Denkt selber

In den USA haben sich 15 Professoren der Elite-Universitäten Princeton, Harvard und Yale zu Semesterbeginn am 29.8.2017 in einem offenen Brief an ihre Studenten gewandt mit der Botschaft „Denkt selber“. Moderat formuliert, subversiv in seiner Einfachheit, ein Plädoyer für die intellektuelle Unabhängigkeit, gegen geistige Enge der politischen Korrektheit, mit der inzwischen radikalen Aufforderung an die Studenten: „Denkt selber“.

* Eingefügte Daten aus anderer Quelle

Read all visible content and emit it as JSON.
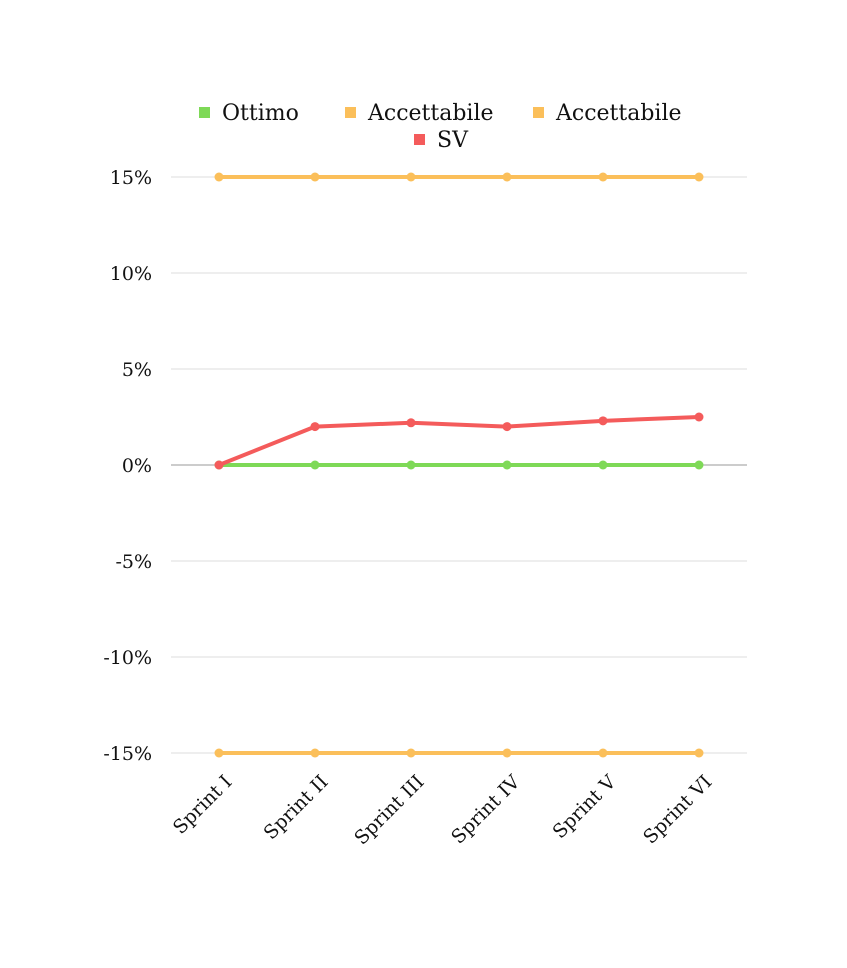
{
  "chart_data": {
    "type": "line",
    "categories": [
      "Sprint I",
      "Sprint II",
      "Sprint III",
      "Sprint IV",
      "Sprint V",
      "Sprint VI"
    ],
    "series": [
      {
        "name": "Ottimo",
        "color": "#7ed957",
        "values": [
          0,
          0,
          0,
          0,
          0,
          0
        ]
      },
      {
        "name": "Accettabile",
        "color": "#fbbf5a",
        "values": [
          15,
          15,
          15,
          15,
          15,
          15
        ]
      },
      {
        "name": "Accettabile",
        "color": "#fbbf5a",
        "values": [
          -15,
          -15,
          -15,
          -15,
          -15,
          -15
        ]
      },
      {
        "name": "SV",
        "color": "#f45b5b",
        "values": [
          0,
          2,
          2.2,
          2,
          2.3,
          2.5
        ]
      }
    ],
    "ylim": [
      -15,
      15
    ],
    "yticks": [
      15,
      10,
      5,
      0,
      -5,
      -10,
      -15
    ],
    "ytick_labels": [
      "15%",
      "10%",
      "5%",
      "0%",
      "-5%",
      "-10%",
      "-15%"
    ],
    "grid": true,
    "legend_position": "top",
    "title": "",
    "xlabel": "",
    "ylabel": ""
  }
}
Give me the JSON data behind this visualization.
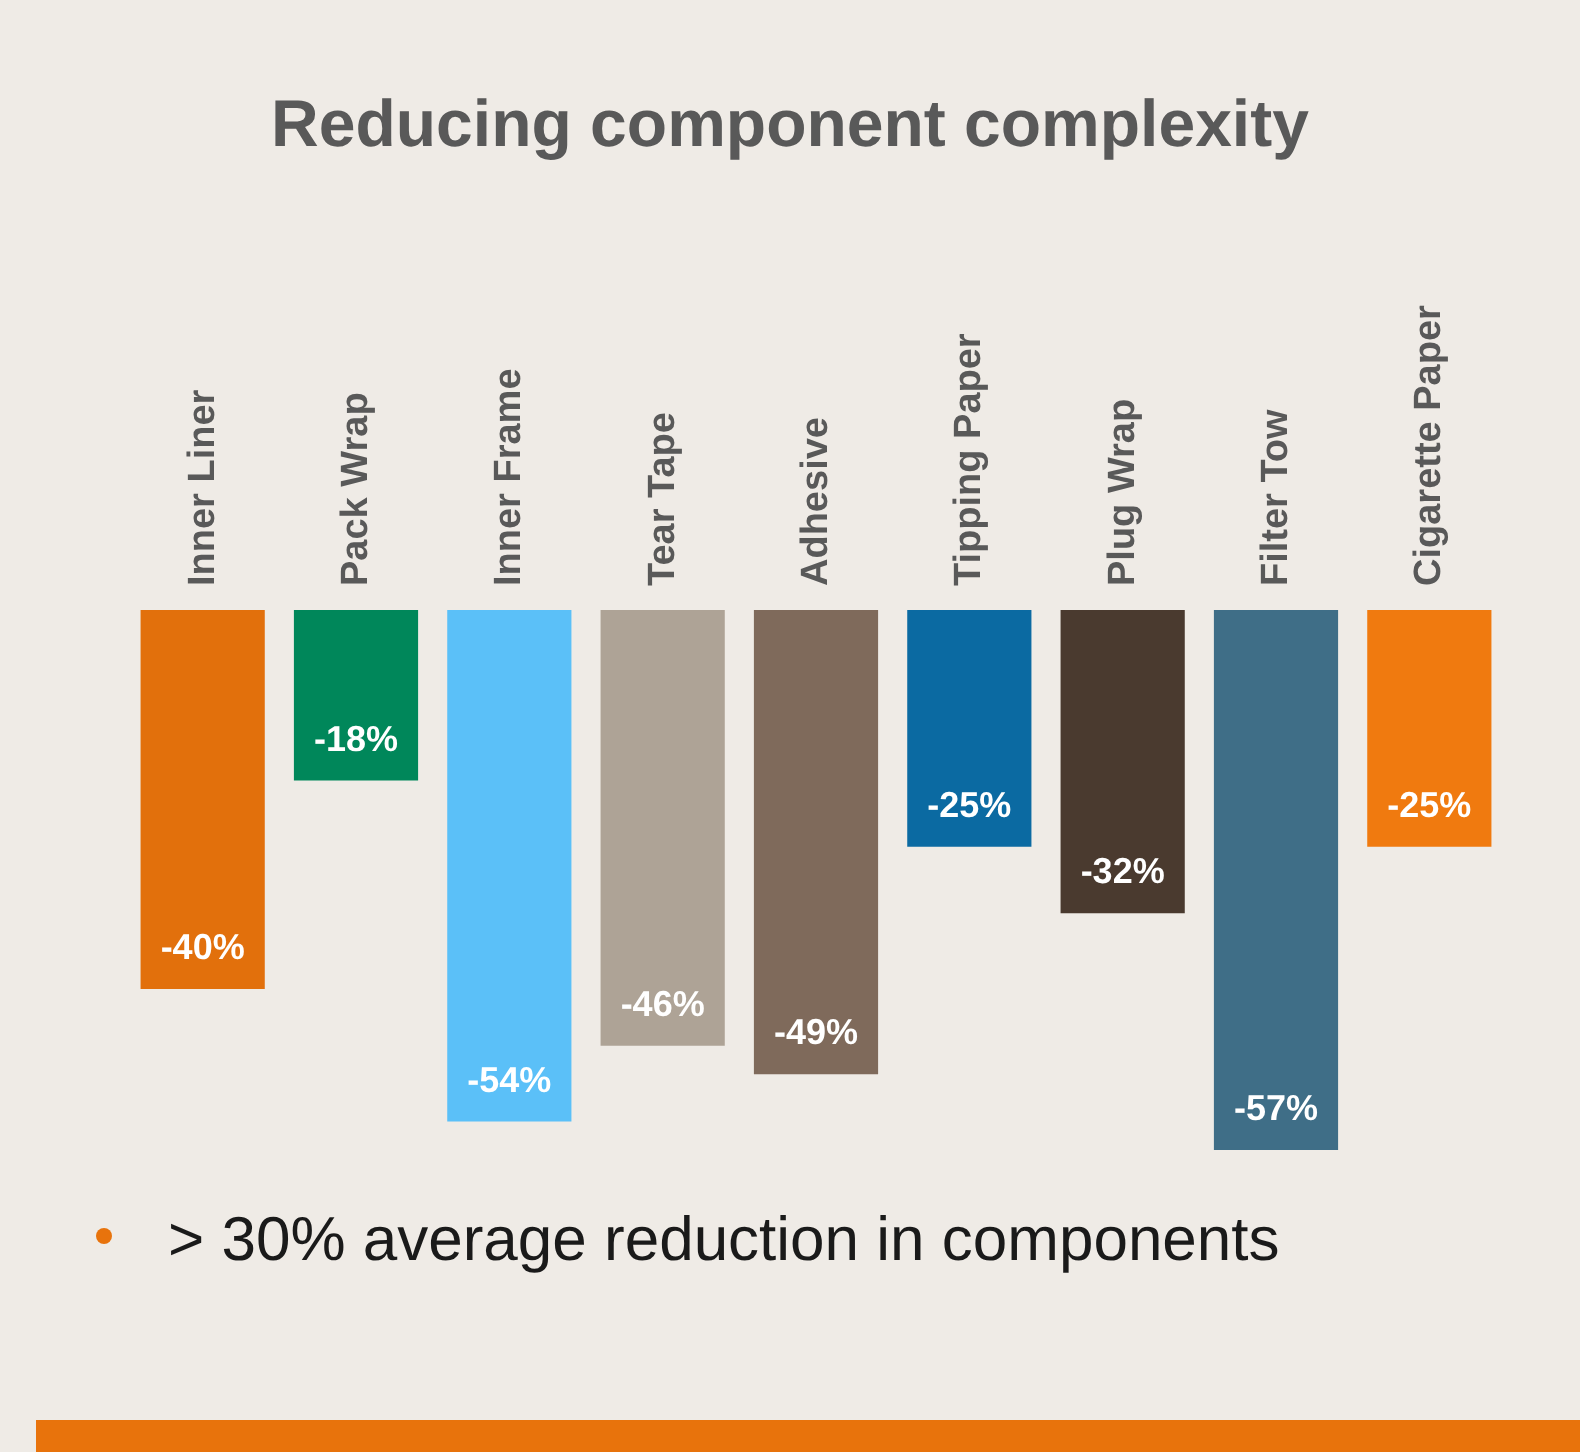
{
  "chart_data": {
    "type": "bar",
    "title": "Reducing component complexity",
    "categories": [
      "Inner Liner",
      "Pack Wrap",
      "Inner Frame",
      "Tear Tape",
      "Adhesive",
      "Tipping Paper",
      "Plug Wrap",
      "Filter Tow",
      "Cigarette Paper"
    ],
    "values": [
      -40,
      -18,
      -54,
      -46,
      -49,
      -25,
      -32,
      -57,
      -25
    ],
    "colors": [
      "#e2700c",
      "#00875a",
      "#5bc0f8",
      "#aea396",
      "#7f6a5b",
      "#0b6aa2",
      "#4a3a2f",
      "#3f6e87",
      "#f07a0f"
    ],
    "value_labels": [
      "-40%",
      "-18%",
      "-54%",
      "-46%",
      "-49%",
      "-25%",
      "-32%",
      "-57%",
      "-25%"
    ],
    "annotations": [
      "> 30% average reduction in components"
    ]
  }
}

Hier der Link auf den Originaltext.
https://jmp.princeton.edu/announcements/some-thoughts-and-advice-our-students-and-all-students
Dieser Text „Denkt selber und diskutiert offen darüber“ ist im Deutschland zwei Jahre nach Budapest 9/2015 genauso dringlich – nicht nur für die Universitäten, sondern für den Diskurs zwischen den Bürgern überall in der Gesellschaft. Demokratie ohne Diskussion funktioniert nicht. Die Diskussionskultur ist Deutschland leider abhanden gekommen – im Parlament (ohne Opposition) wie in den Medien (linksliberal dominiert) als der Vierten Gewalt. Hier der Text in der deutschen Übersetzung von Dr. Wolfgang Hintze:
.

Einige Gedanken und Hinweise für unsere Studenten und alle Studenten
29. August 2017
Wir sind Wissenschaftler und Hochschullehrer an den Universitäten von Princeton, Harvard und Yale, und wir wollen den Studenten, die jetzt im ganzen Land auf das College kommen, einige Gedanken und Hinweise übermitteln. Unser Rat kann auf zwei Wörter reduziert werden:
Denkt selber.
Nun, das klingt sehr einfach. Aber Ihr werdet entdecken – wie es viele von Euch bereits auf der Highschool getan haben – dass selber denken eine Herausforderung ist. Es braucht dazu immer Selbstdisziplin, und heutzutage kann es auch Mut erfordern.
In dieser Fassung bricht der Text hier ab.